…Просыпающаяся летняя Волга была красива. Над спокойными водами великой реки клубился розоватый туман. Ещё невидимое солнце золотило верхушки деревьев, а по земле распластались вытянутые темно-фиолетовые тени. Поливалки мощными серебряными струями мыли асфальт. Пахло водой и цветущими левкоями.
Странные выкрутасы иногда преподносит жизнь. Кто бы мог подумать, что вдруг Андрей окажется в городе, где бывал ещё трехлетним пацаном во время войны?
Из тех далёких дней память выхватила и надежно сохранила немногое.
Запомнилось грязное окно, наполовину задернутое занавеской. За окном валил густой мокрый снег. У окна стоял стол, покрытый клеенкой. На столе — большая банка черной икры и ломти хлеба. Мать, уходя на работу, строго-настрого запретила выходить на улицу и открывать кому-либо дверь. Он в доме один. Было холодно и тоскливо. Огромной ложкой он выковыривал из банки осточертевшую икру, намазывал на хлеб и ел, ел, ел…

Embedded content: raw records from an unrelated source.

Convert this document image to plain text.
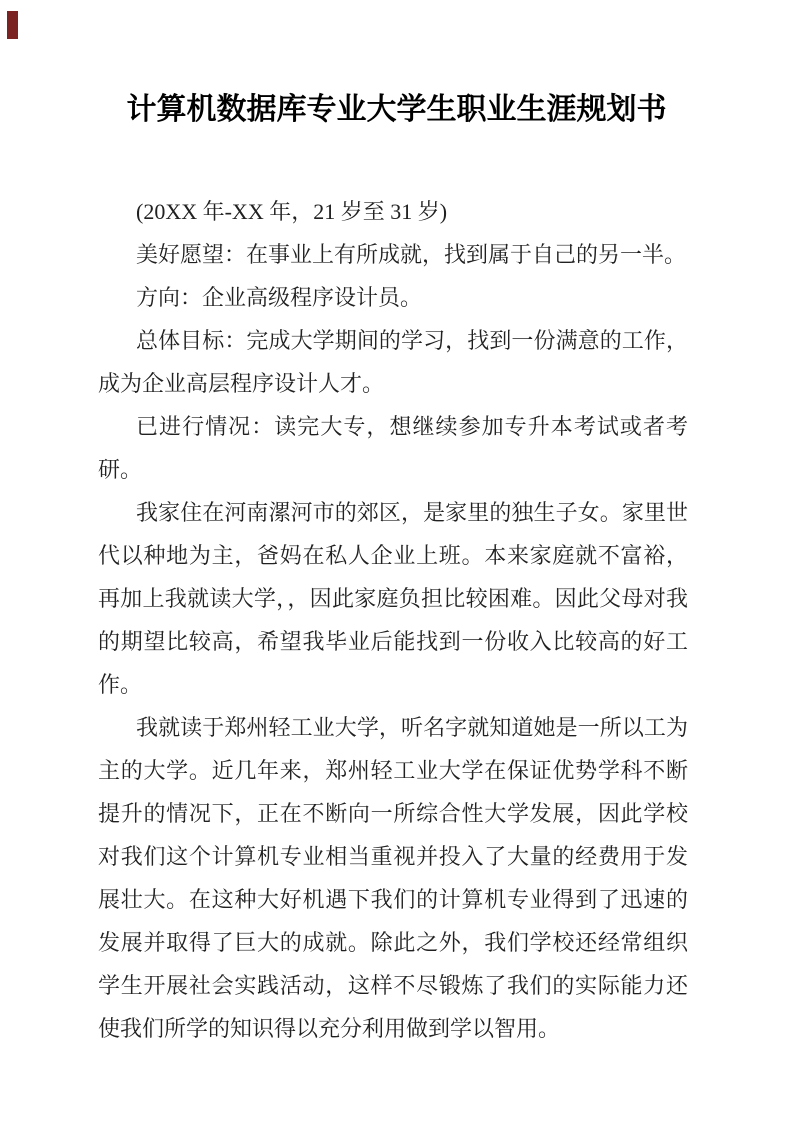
计算机数据库专业大学生职业生涯规划书

(20XX 年-XX 年，21 岁至 31 岁)

美好愿望：在事业上有所成就，找到属于自己的另一半。

方向：企业高级程序设计员。

总体目标：完成大学期间的学习，找到一份满意的工作，成为企业高层程序设计人才。

已进行情况：读完大专，想继续参加专升本考试或者考研。

我家住在河南漯河市的郊区，是家里的独生子女。家里世代以种地为主，爸妈在私人企业上班。本来家庭就不富裕，再加上我就读大学，，因此家庭负担比较困难。因此父母对我的期望比较高，希望我毕业后能找到一份收入比较高的好工作。

我就读于郑州轻工业大学，听名字就知道她是一所以工为主的大学。近几年来，郑州轻工业大学在保证优势学科不断提升的情况下，正在不断向一所综合性大学发展，因此学校对我们这个计算机专业相当重视并投入了大量的经费用于发展壮大。在这种大好机遇下我们的计算机专业得到了迅速的发展并取得了巨大的成就。除此之外，我们学校还经常组织学生开展社会实践活动，这样不尽锻炼了我们的实际能力还使我们所学的知识得以充分利用做到学以智用。
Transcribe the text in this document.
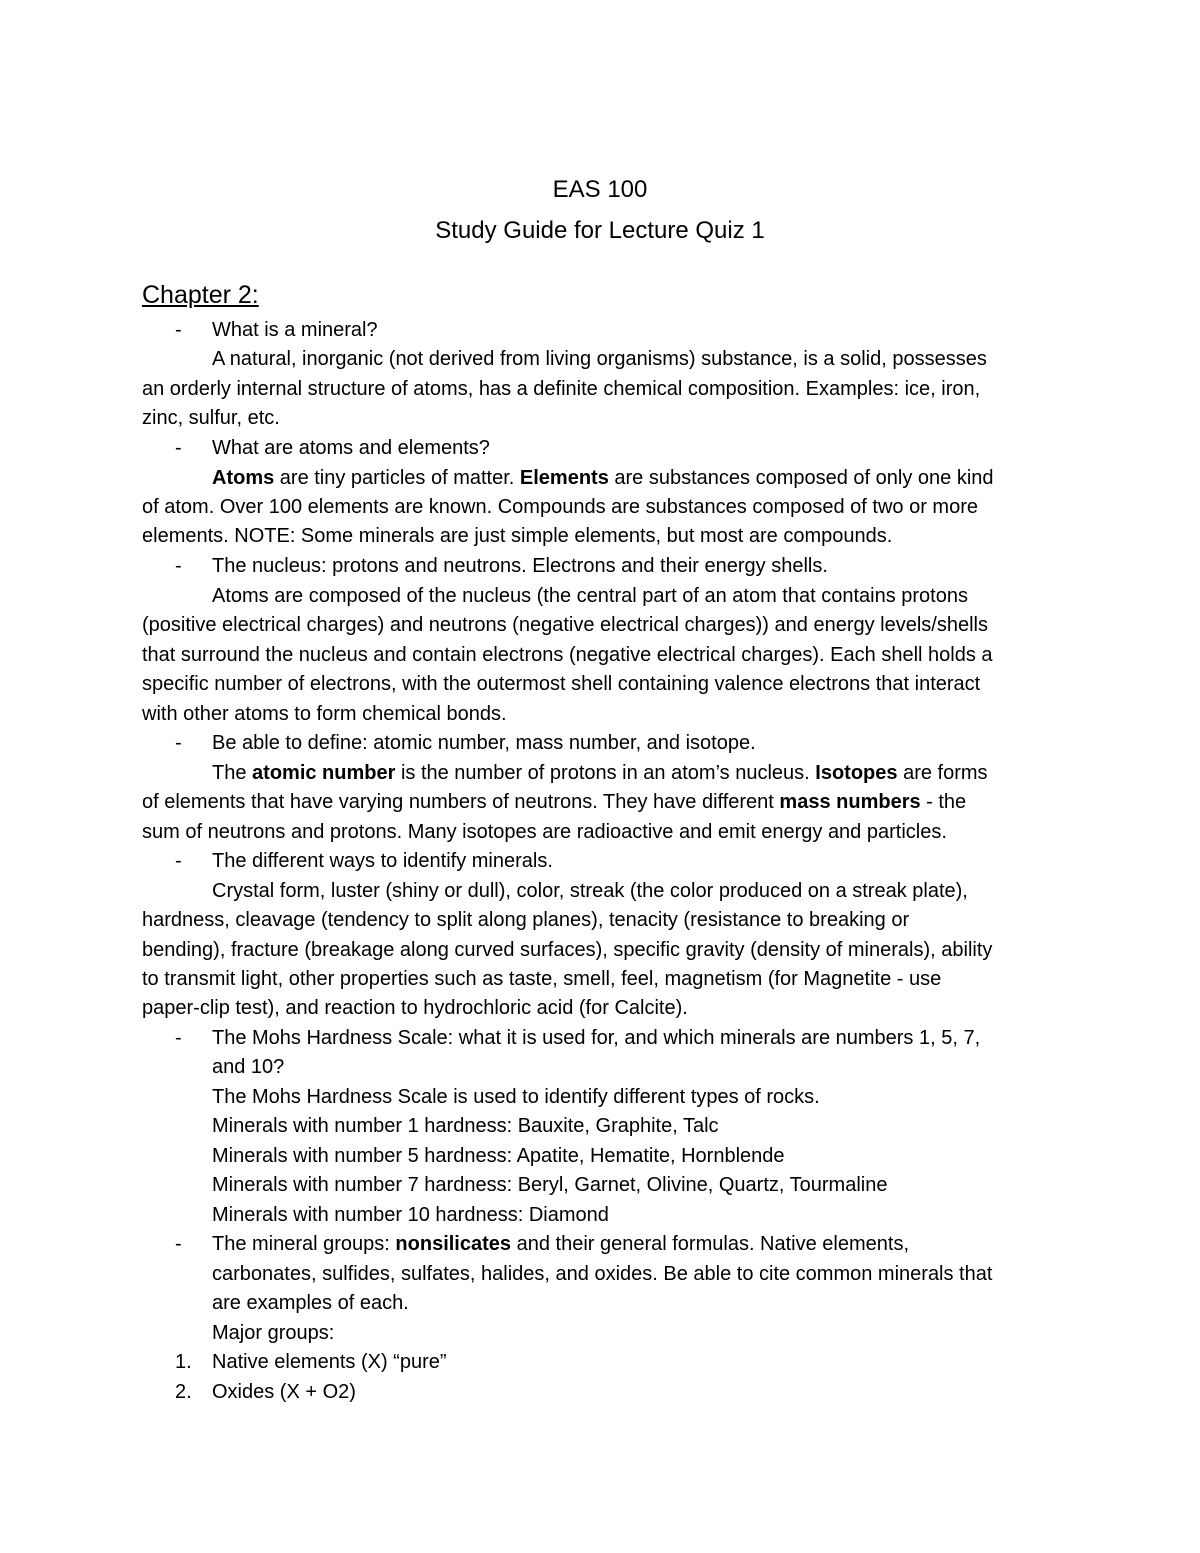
EAS 100
Study Guide for Lecture Quiz 1
Chapter 2:
- What is a mineral?
A natural, inorganic (not derived from living organisms) substance, is a solid, possesses
an orderly internal structure of atoms, has a definite chemical composition. Examples: ice, iron,
zinc, sulfur, etc.
- What are atoms and elements?
Atoms are tiny particles of matter. Elements are substances composed of only one kind
of atom. Over 100 elements are known. Compounds are substances composed of two or more
elements. NOTE: Some minerals are just simple elements, but most are compounds.
- The nucleus: protons and neutrons. Electrons and their energy shells.
Atoms are composed of the nucleus (the central part of an atom that contains protons
(positive electrical charges) and neutrons (negative electrical charges)) and energy levels/shells
that surround the nucleus and contain electrons (negative electrical charges). Each shell holds a
specific number of electrons, with the outermost shell containing valence electrons that interact
with other atoms to form chemical bonds.
- Be able to define: atomic number, mass number, and isotope.
The atomic number is the number of protons in an atom’s nucleus. Isotopes are forms
of elements that have varying numbers of neutrons. They have different mass numbers - the
sum of neutrons and protons. Many isotopes are radioactive and emit energy and particles.
- The different ways to identify minerals.
Crystal form, luster (shiny or dull), color, streak (the color produced on a streak plate),
hardness, cleavage (tendency to split along planes), tenacity (resistance to breaking or
bending), fracture (breakage along curved surfaces), specific gravity (density of minerals), ability
to transmit light, other properties such as taste, smell, feel, magnetism (for Magnetite - use
paper-clip test), and reaction to hydrochloric acid (for Calcite).
- The Mohs Hardness Scale: what it is used for, and which minerals are numbers 1, 5, 7,
and 10?
The Mohs Hardness Scale is used to identify different types of rocks.
Minerals with number 1 hardness: Bauxite, Graphite, Talc
Minerals with number 5 hardness: Apatite, Hematite, Hornblende
Minerals with number 7 hardness: Beryl, Garnet, Olivine, Quartz, Tourmaline
Minerals with number 10 hardness: Diamond
- The mineral groups: nonsilicates and their general formulas. Native elements,
carbonates, sulfides, sulfates, halides, and oxides. Be able to cite common minerals that
are examples of each.
Major groups:
1. Native elements (X) “pure”
2. Oxides (X + O2)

Потом вспомнился какой-то подвал. Ящик с телефонным хламом: трубки, наушники, шнуры с латунными наконечниками, круглые плоские коробки с вращающимися дырчатыми дисками, провода. Через открытую дверь виднелся кусок освещенного длинного зала с рядами черных стоек, за которыми в гарнитурах сидело много тетенек. Мама была где-то среди них. Где, не видно, но он точно знает, что она там. У неё ночная смена и он сегодня будет ночевать здесь. На ночь его одного дома не оставляют.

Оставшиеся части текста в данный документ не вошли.